Evaluation is a critical aspect of assessing the quality and relevance of the generated response. It involves examining the output from a generative language model to determine its coherence, accuracy, and alignment with the provided prompt. Model evaluation helps identify areas for improvement, optimize model performance, and ensure that the generated text meets the desired standards for quality and usefulness. Read more about it in the documentation. For now, we will see how we can get some evaluation metrics on the fine tuned model and compare against the base model.

  1. Load the EVALUATION dataset:
json_url = 'https://storage.googleapis.com/YOUR_BUCKET/EVALUATE.jsonl'
df
= pd.read_json(json_url, lines=True)
print (df)
  1. Define the evaluation specification for a text summarization task on the fine-tuned model.
task_spec = EvaluationTextSummarizationSpec(
 task_name
= "summarization",
 ground_truth_data
=df
)

This step will take a few minutes to complete.
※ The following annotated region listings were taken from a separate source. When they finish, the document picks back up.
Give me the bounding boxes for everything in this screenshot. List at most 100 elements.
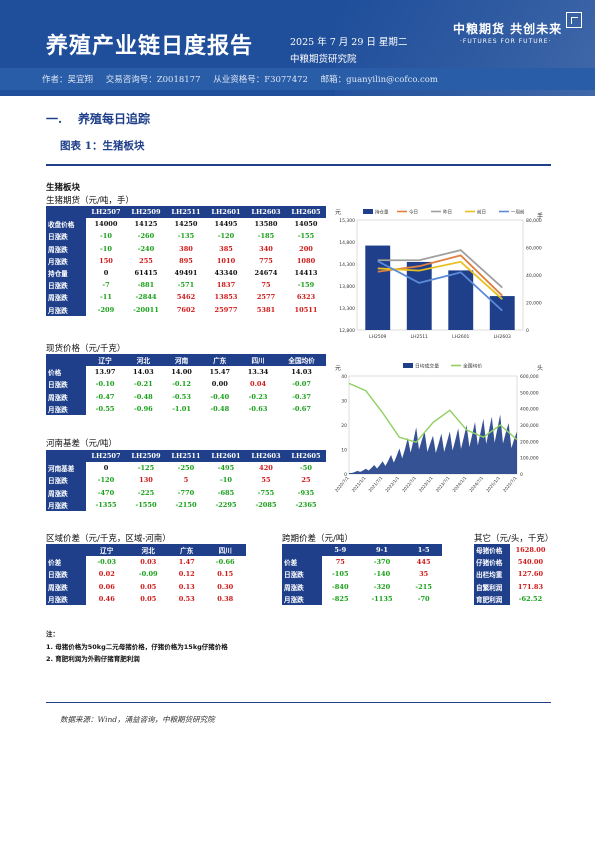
table-cell: 0.06 [98, 582, 115, 591]
row-label: 收盘价格 [46, 218, 86, 231]
series-line-一周前 [377, 260, 503, 312]
brand-logo-icon [566, 12, 582, 28]
price-line [348, 382, 518, 443]
table-row: 日涨跌 -10 -260 -135 -120 -185 -155 [46, 230, 326, 243]
table-cell: -0.37 [292, 392, 311, 401]
column-header: 全国均价 [277, 354, 326, 367]
author-license: 交易咨询号：Z0018177 [105, 75, 201, 85]
row-label: 月涨跌 [46, 254, 86, 267]
y2-tick-label: 40,000 [526, 273, 542, 279]
row-label: 仔猪价格 [474, 556, 510, 569]
table-cell: -0.48 [210, 404, 230, 413]
table-row: 月涨跌 -0.55 -0.96 -1.01 -0.48 -0.63 -0.67 [46, 402, 326, 415]
column-header: LH2603 [246, 206, 286, 219]
table-cell: 0 [103, 269, 109, 278]
table-cell: -0.67 [292, 404, 311, 413]
table-cell: 0.03 [140, 558, 157, 567]
table-cell: 0.12 [178, 570, 195, 579]
futures-curve-chart: 元 手 12,800 13,300 13,800 14,300 14,800 15,300 0 2… [335, 209, 543, 341]
column-header: 5-9 [322, 544, 359, 557]
row-label: 周涨跌 [46, 486, 86, 499]
table-cell: 0.53 [178, 594, 195, 603]
table-cell: -1550 [135, 500, 157, 509]
table-cell: 13853 [214, 293, 238, 302]
other-title: 其它（元/头，千克） [474, 534, 554, 544]
table-cell: 55 [261, 476, 271, 485]
table-cell: -825 [332, 594, 349, 603]
table-cell: -105 [332, 570, 349, 579]
table-cell: -10 [100, 232, 112, 241]
x-tick-label: 2022/7/1 [401, 475, 417, 493]
table-cell: 255 [139, 256, 153, 265]
note-item: 2. 育肥利润为外购仔猪育肥利润 [46, 655, 140, 663]
table-cell: 15.47 [209, 368, 231, 377]
table-cell: -0.09 [138, 570, 158, 579]
y-tick-label: 30 [341, 399, 347, 405]
table-cell: 24674 [254, 269, 278, 278]
table-cell: 380 [179, 244, 193, 253]
table-row: 河南基差 0 -125 -250 -495 420 -50 [46, 462, 326, 475]
y2-tick-label: 80,000 [526, 218, 542, 224]
table-cell: -0.03 [97, 558, 117, 567]
table-cell: -159 [297, 281, 315, 290]
table-row: 自繁利润 171.83 [474, 580, 551, 593]
table-cell: 0.02 [98, 570, 115, 579]
table-cell: 14495 [214, 220, 238, 229]
open-interest-bar [365, 245, 391, 330]
table-cell: -209 [97, 305, 115, 314]
table-row: 月涨跌 150 255 895 1010 775 1080 [46, 254, 326, 267]
block-title: 生猪板块 [46, 183, 81, 193]
source-rule [46, 702, 551, 703]
table-row: 日涨跌 0.02 -0.09 0.12 0.15 [46, 568, 246, 581]
table-cell: 200 [299, 244, 313, 253]
table-cell: 340 [259, 244, 273, 253]
y-tick-label: 13,300 [339, 306, 355, 312]
x-tick-label: LH2511 [411, 334, 428, 340]
column-header: LH2605 [286, 450, 326, 463]
table-cell: 14413 [294, 269, 318, 278]
table-cell: 49491 [174, 269, 198, 278]
table-cell: -11 [100, 293, 112, 302]
x-tick-label: 2020/7/1 [334, 475, 350, 493]
table-row: 价差 -0.03 0.03 1.47 -0.66 [46, 556, 246, 569]
row-label: 育肥利润 [474, 592, 510, 605]
table-cell: -10 [100, 244, 112, 253]
legend-label: 前日 [477, 209, 486, 216]
table-cell: 0.13 [178, 582, 195, 591]
author-qualification: 从业资格号：F3077472 [213, 75, 308, 85]
table-cell: 6323 [296, 293, 316, 302]
table-cell: 14.03 [291, 368, 312, 377]
table-cell: 0.38 [217, 594, 234, 603]
table-cell: 5 [183, 476, 189, 485]
table-row: 日涨跌 -7 -881 -571 1837 75 -159 [46, 279, 326, 292]
legend-label: 昨日 [443, 209, 452, 216]
table-row: 价差 75 -370 445 [282, 556, 442, 569]
y-axis-unit: 元 [335, 209, 341, 216]
legend-label: 全国均价 [463, 363, 482, 370]
other-table: 母猪价格 1628.00 仔猪价格 540.00 出栏均重 127.60 自繁利润 171.8… [474, 544, 551, 605]
table-cell: -320 [373, 582, 391, 591]
table-cell: 14050 [294, 220, 318, 229]
table-cell: 0.46 [98, 594, 115, 603]
table-cell: -0.48 [133, 392, 153, 401]
calendar-table: 5-9 9-1 1-5 价差 75 -370 445 日涨跌 -105 -140 35 周涨跌 -840… [282, 544, 442, 605]
basis-table: LH2507 LH2509 LH2511 LH2601 LH2603 LH2605 河南基差… [46, 450, 326, 511]
table-cell: -0.66 [215, 558, 235, 567]
column-header: 辽宁 [86, 354, 125, 367]
column-header: LH2601 [206, 450, 246, 463]
x-tick-label: 2021/1/1 [351, 475, 367, 493]
table-cell: 43340 [214, 269, 238, 278]
x-tick-label: 2024/7/1 [468, 475, 484, 493]
row-label: 河南基差 [46, 462, 86, 475]
table-corner [46, 544, 86, 557]
table-cell: 127.60 [517, 570, 544, 579]
column-header: 1-5 [405, 544, 442, 557]
table-row: 月涨跌 0.46 0.05 0.53 0.38 [46, 592, 246, 605]
plot-frame [356, 219, 524, 331]
table-row: 日涨跌 -120 130 5 -10 55 25 [46, 474, 326, 487]
column-header: LH2511 [166, 450, 206, 463]
table-cell: 35 [419, 570, 429, 579]
table-cell: 7602 [176, 305, 196, 314]
table-row: 日涨跌 -0.10 -0.21 -0.12 0.00 0.04 -0.07 [46, 378, 326, 391]
table-cell: 130 [139, 476, 153, 485]
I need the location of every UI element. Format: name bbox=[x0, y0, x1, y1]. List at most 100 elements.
You can track the progress using the pipeline job link in the result. After completion, you should see the following evaluation result:

387843d6c970e02.png

The rougeLSum metric in the evaluation result specifies the ROUGE-L score for the summary. ROUGE-L is a recall-based metric that measures the overlap between a summary and a reference summary. It is calculated by taking the longest common subsequence (LCS) between the two summaries and dividing it by the length of the reference summary.
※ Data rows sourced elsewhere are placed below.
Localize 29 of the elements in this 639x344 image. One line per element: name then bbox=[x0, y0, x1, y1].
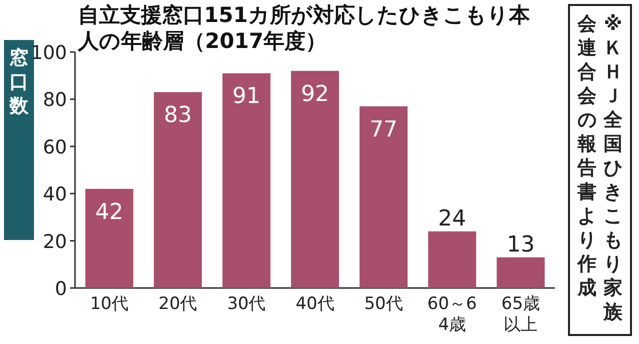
data-label: 42 bbox=[95, 200, 124, 225]
y-tick-label: 40 bbox=[42, 184, 67, 206]
bar bbox=[291, 70, 339, 288]
x-tick-label: 40代 bbox=[294, 294, 336, 315]
bar bbox=[360, 106, 408, 288]
y-axis-title: 窓口数 bbox=[8, 46, 30, 118]
y-tick-label: 80 bbox=[42, 89, 67, 112]
bar bbox=[222, 73, 270, 288]
bar bbox=[85, 188, 134, 288]
x-tick-label: 50代 bbox=[363, 294, 404, 315]
y-tick-label: 60 bbox=[42, 136, 67, 158]
bar bbox=[496, 257, 545, 288]
chart-title: 自立支援窓口151カ所が対応したひきこもり本人の年齢層（2017年度） bbox=[78, 2, 531, 54]
x-tick-label: 20代 bbox=[158, 294, 198, 315]
data-label: 24 bbox=[438, 206, 466, 232]
data-label: 77 bbox=[370, 117, 398, 142]
bar bbox=[154, 92, 202, 288]
bar bbox=[428, 231, 476, 288]
data-label: 83 bbox=[164, 103, 192, 128]
x-tick-label: 30代 bbox=[226, 294, 267, 315]
data-label: 91 bbox=[232, 84, 260, 110]
data-label: 92 bbox=[301, 82, 329, 107]
x-tick-label: 10代 bbox=[88, 294, 130, 315]
x-tick-label: 60～64歳 bbox=[426, 294, 478, 336]
data-label: 13 bbox=[506, 232, 535, 258]
text: ※ＫＨＪ全国ひきこもり家族会連合会の報告書より作成 bbox=[578, 13, 622, 323]
x-tick-label: 65歳以上 bbox=[500, 294, 542, 336]
y-tick-label: 20 bbox=[42, 230, 67, 253]
y-tick-label: 0 bbox=[54, 278, 67, 300]
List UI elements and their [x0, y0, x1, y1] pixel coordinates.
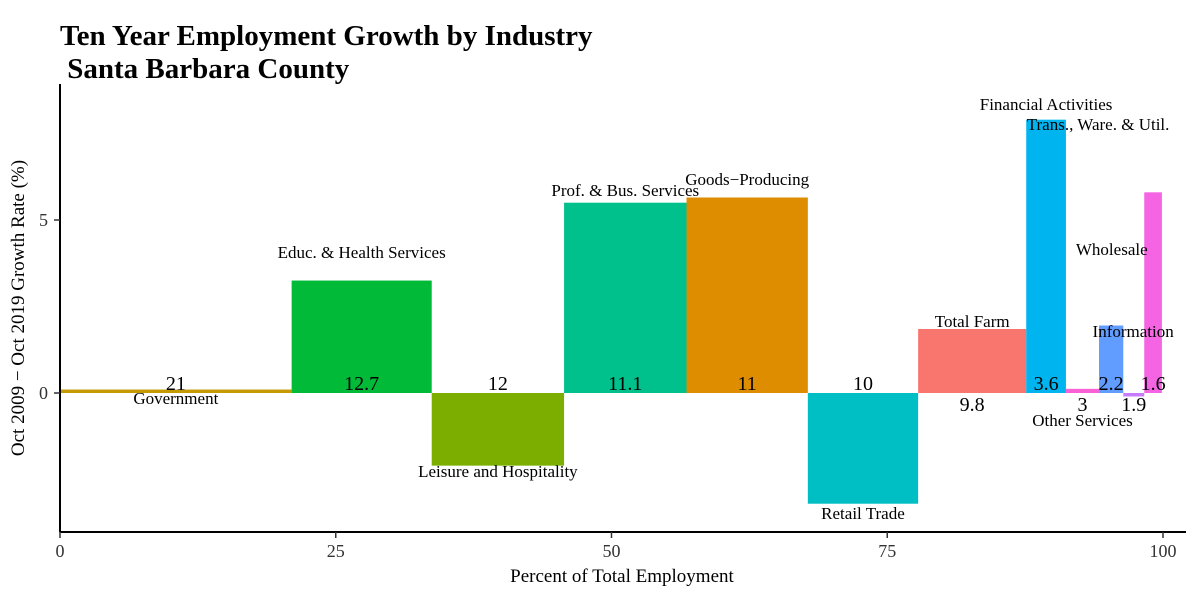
category-label-financial-activities: Financial Activities: [980, 95, 1113, 114]
bar-information: [1099, 325, 1124, 393]
y-tick-label: 0: [39, 383, 48, 403]
bars-group: [60, 119, 1162, 504]
bar-prof-bus-services: [564, 202, 687, 393]
category-label-other-services: Other Services: [1032, 411, 1133, 430]
y-tick-label: 5: [39, 210, 48, 230]
category-label-educ-health-services: Educ. & Health Services: [278, 243, 446, 262]
share-label-retail-trade: 10: [853, 373, 873, 395]
category-label-retail-trade: Retail Trade: [821, 504, 905, 523]
share-label-wholesale: 1.9: [1121, 394, 1146, 416]
category-label-leisure-and-hospitality: Leisure and Hospitality: [418, 462, 578, 481]
x-axis-title: Percent of Total Employment: [510, 566, 734, 587]
category-label-prof-bus-services: Prof. & Bus. Services: [551, 181, 699, 200]
bar-leisure-and-hospitality: [431, 393, 565, 466]
share-label-government: 21: [166, 373, 186, 395]
bar-wholesale: [1123, 393, 1145, 397]
share-label-financial-activities: 3.6: [1034, 373, 1059, 395]
category-label-goods-producing: Goods−Producing: [685, 170, 809, 189]
category-labels-group: Government Educ. & Health Services Leisure…: [133, 95, 1174, 523]
bar-other-services: [1065, 388, 1100, 393]
x-tick-label: 25: [327, 541, 345, 561]
category-label-trans-ware-util: Trans., Ware. & Util.: [1027, 115, 1170, 134]
category-label-information: Information: [1093, 322, 1175, 341]
category-label-government: Government: [133, 389, 218, 408]
category-label-wholesale: Wholesale: [1076, 240, 1148, 259]
x-tick-label: 100: [1150, 541, 1177, 561]
bar-educ-health-services: [291, 280, 432, 393]
x-tick-label: 75: [878, 541, 896, 561]
bar-trans-ware-util: [1144, 192, 1162, 393]
bar-retail-trade: [807, 393, 919, 504]
y-ticks-group: 05: [39, 210, 60, 403]
chart-subtitle: Santa Barbara County: [60, 53, 350, 85]
y-axis-title: Oct 2009 − Oct 2019 Growth Rate (%): [8, 160, 29, 456]
bar-total-farm: [918, 328, 1027, 393]
share-label-educ-health-services: 12.7: [344, 373, 379, 395]
share-label-prof-bus-services: 11.1: [608, 373, 642, 395]
bar-government: [60, 389, 292, 393]
share-label-other-services: 3: [1077, 394, 1087, 416]
bar-goods-producing: [686, 197, 808, 393]
category-label-total-farm: Total Farm: [935, 312, 1010, 331]
bar-financial-activities: [1026, 119, 1066, 393]
share-label-trans-ware-util: 1.6: [1141, 373, 1166, 395]
share-label-leisure-and-hospitality: 12: [488, 373, 508, 395]
chart-title: Ten Year Employment Growth by Industry: [60, 20, 593, 52]
share-labels-group: 21 12.7 12 11.1 11 10 9.8 3.6 3 2.21.91.6: [166, 373, 1166, 416]
x-tick-label: 0: [56, 541, 65, 561]
share-label-goods-producing: 11: [738, 373, 757, 395]
share-label-total-farm: 9.8: [960, 394, 985, 416]
x-tick-label: 50: [603, 541, 621, 561]
x-ticks-group: 0 25 50 75 100: [56, 532, 1177, 561]
share-label-information: 2.2: [1099, 373, 1124, 395]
The rougeLSum score in the provided expression is 0.36600753600753694, which means that the summary has a 36.6% overlap with the reference summary.
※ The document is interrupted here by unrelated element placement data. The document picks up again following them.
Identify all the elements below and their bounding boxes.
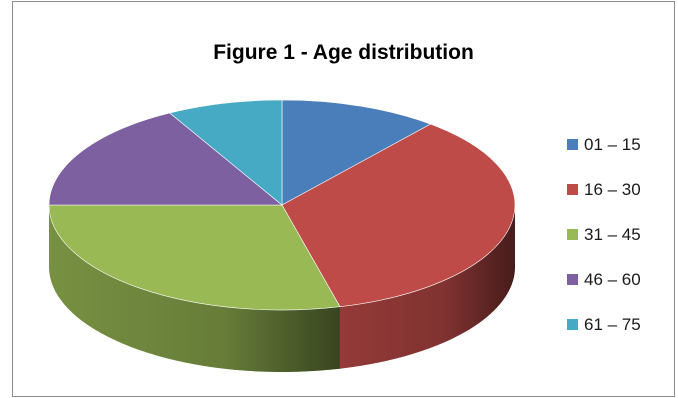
legend-item: 31 – 45 xyxy=(567,225,667,245)
legend-item: 16 – 30 xyxy=(567,180,667,200)
legend-label: 31 – 45 xyxy=(584,225,641,245)
legend-swatch xyxy=(567,319,578,330)
legend-swatch xyxy=(567,184,578,195)
legend-item: 46 – 60 xyxy=(567,270,667,290)
legend-label: 01 – 15 xyxy=(584,135,641,155)
legend-label: 16 – 30 xyxy=(584,180,641,200)
legend-swatch xyxy=(567,274,578,285)
legend-label: 61 – 75 xyxy=(584,315,641,335)
legend-item: 61 – 75 xyxy=(567,315,667,335)
chart-legend: 01 – 15 16 – 30 31 – 45 46 – 60 61 – 75 xyxy=(567,135,667,360)
legend-swatch xyxy=(567,139,578,150)
legend-swatch xyxy=(567,229,578,240)
legend-label: 46 – 60 xyxy=(584,270,641,290)
legend-item: 01 – 15 xyxy=(567,135,667,155)
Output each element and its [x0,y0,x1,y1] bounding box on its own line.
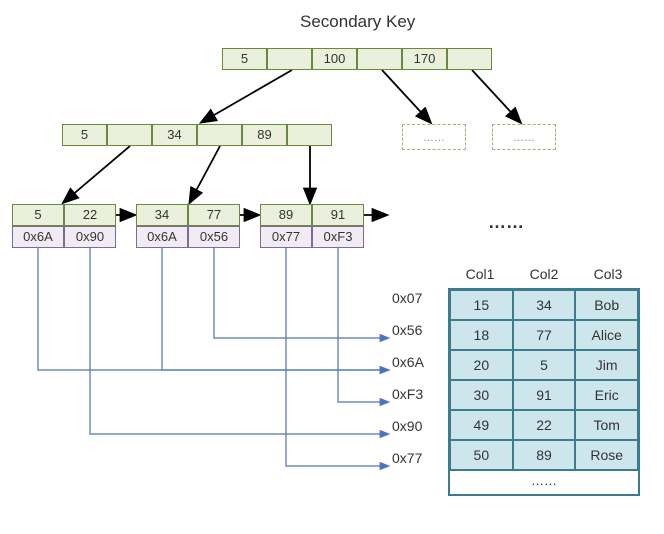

If you run the evaluation step on the baseline model, you will observe that the summary score is relatively higher for the fine-tuned model.

You can find the evaluation results in the Cloud Storage output directory that you specified when creating the evaluation job. The file is named evaluation_metrics.json. For tuned models, you can also view evaluation results in the Google Cloud console on the Vertex AI Model Registry page.

9. Important considerations

  • Model support: Always check the model documentation for the latest compatibility.
  • Rapid development: The field of LLMs advances quickly. A newer, more powerful model could potentially outperform a fine-tuned model built on an older base. The good news is that you can apply these fine-tuning techniques to newer models when the capability becomes available.
  • LoRA: LoRA is a technique for efficiently fine-tuning LLMs. It does this by introducing trainable, low-rank decomposition matrices into the existing pre-trained model's layers. Read more about it here. Instead of updating all the parameters of a massive LLM, LoRA learns smaller matrices that are added to or multiplied with the original model's weight matrices. This significantly reduces the number of additional parameters introduced during fine-tuning.

10. Clean up

To avoid incurring charges to your Google Cloud account for the resources used in this codelab, follow these steps:

  1. In the Google Cloud console, go to the Manage resources page.
  2. In the project list, select the project that you want to delete, and then click Delete.
  3. In the dialog, type the project ID, and then click Shut down to delete the project.
  4. Alternatively you can go to Model Registry, navigate to the model deploy and test tab and undeploy the endpoint and delete the deployed tuned model.

11. Congratulations

Congratulations! You have successfully used Vertex AI to fine-tune an LLM model. Fine-tuning is a powerful technique that allows you to customize LLMs to your domain and tasks. With Vertex AI, you have the tools and resources you need to fine-tune your models efficiently and effectively.

Explore the GitHub repositories and experiment with the sample code to experience fine-tuning and evaluation firsthand. Consider how fine-tuned LLMs can address your specific needs, from generating targeted marketing copy to summarizing complex documents or translating languages with cultural nuance. Utilize the comprehensive suite of tools and services offered by Vertex AI to build, train, evaluate, and deploy your fine-tuned models with ease.